5 Gedanken zu „Billstedt – Hinterhof Hamburgs“

  1. Achja, die Wandse bin ich vor ein paar Jahren auch mal lang geradelt. Muss ich wiederholen! Schade, dass ich jetzt dein VT-Tipps nicht nachlesen kann!
    LG
    Ulrike

  2. Die Geschichte von der goldenen Wiege gefällt mir sehr! 🙂
    Angesichts der Bilder von Umweltverschmutzung und Vandalismus kam mir grade in den Sinn, dass am 3. August jener Stichtag war, an dem wir Menschlein bereits sämtliche natürliche Ressourcen für das gesamte Jahr 2017 verbraucht hatten – und dieser Stichtag rutscht beständig weiter Richtung Jahresanfang…
    Herzliche Grüße!

  3. Ich war noch nie in Billstedt, bin aber einmal mit dem Fahrrad nach Rahlstedt über St.
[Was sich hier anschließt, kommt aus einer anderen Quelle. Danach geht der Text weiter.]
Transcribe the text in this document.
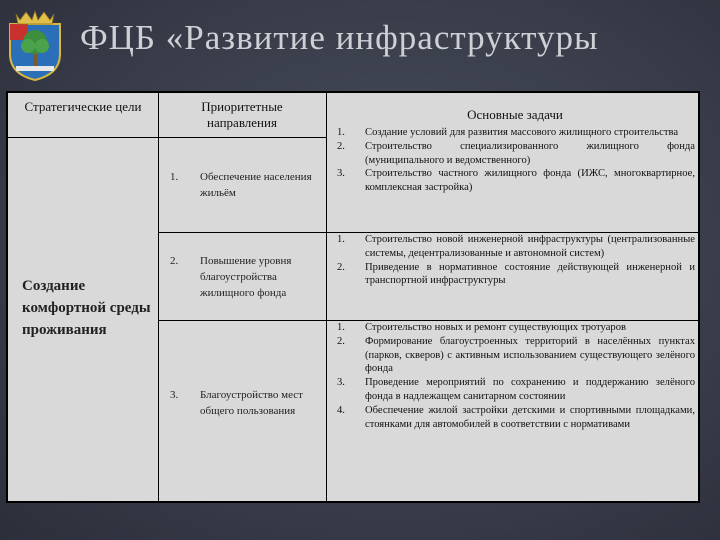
ФЦБ «Развитие инфраструктуры
Стратегические цели	Приоритетные направления
Основные задачи
Создание комфортной среды проживания
1. Обеспечение населения жильём
2. Повышение уровня благоустройства жилищного фонда
3. Благоустройство мест общего пользования
1. Создание условий для развития массового жилищного строительства
2. Строительство специализированного жилищного фонда (муниципального и ведомственного)
3. Строительство частного жилищного фонда (ИЖС, многоквартирное, комплексная застройка)
1. Строительство новой инженерной инфраструктуры (централизованные системы, децентрализованные и автономной систем)
2. Приведение в нормативное состояние действующей инженерной и транспортной инфраструктуры
1. Строительство новых и ремонт существующих тротуаров
2. Формирование благоустроенных территорий в населённых пунктах (парков, скверов) с активным использованием существующего зелёного фонда
3. Проведение мероприятий по сохранению и поддержанию зелёного фонда в надлежащем санитарном состоянии
4. Обеспечение жилой застройки детскими и спортивными площадками, стоянками для автомобилей в соответствии с нормативами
Georg, Eilbek, Marienthal und Jenfeld gefahren. Das alles ist auch im Osten von Hamburg, liegt aber wohl etwas nördlich von Billstedt. Für den Rückweg hat meine Bekannte in Rahlstedt einen anderen Weg vorgeschlagen, entlang der Wandse bis zum Außenalster. Dabei habe ich gelernt, dass ab dem 14. Jahrhundert bis zu acht Mühlen an der Wandse durch Wasserkraft betrieben wurden.
    Von diesem Ausflug hatte ich drei Tipps mit zehn Fotos auf VirtualTourist hochgeladen.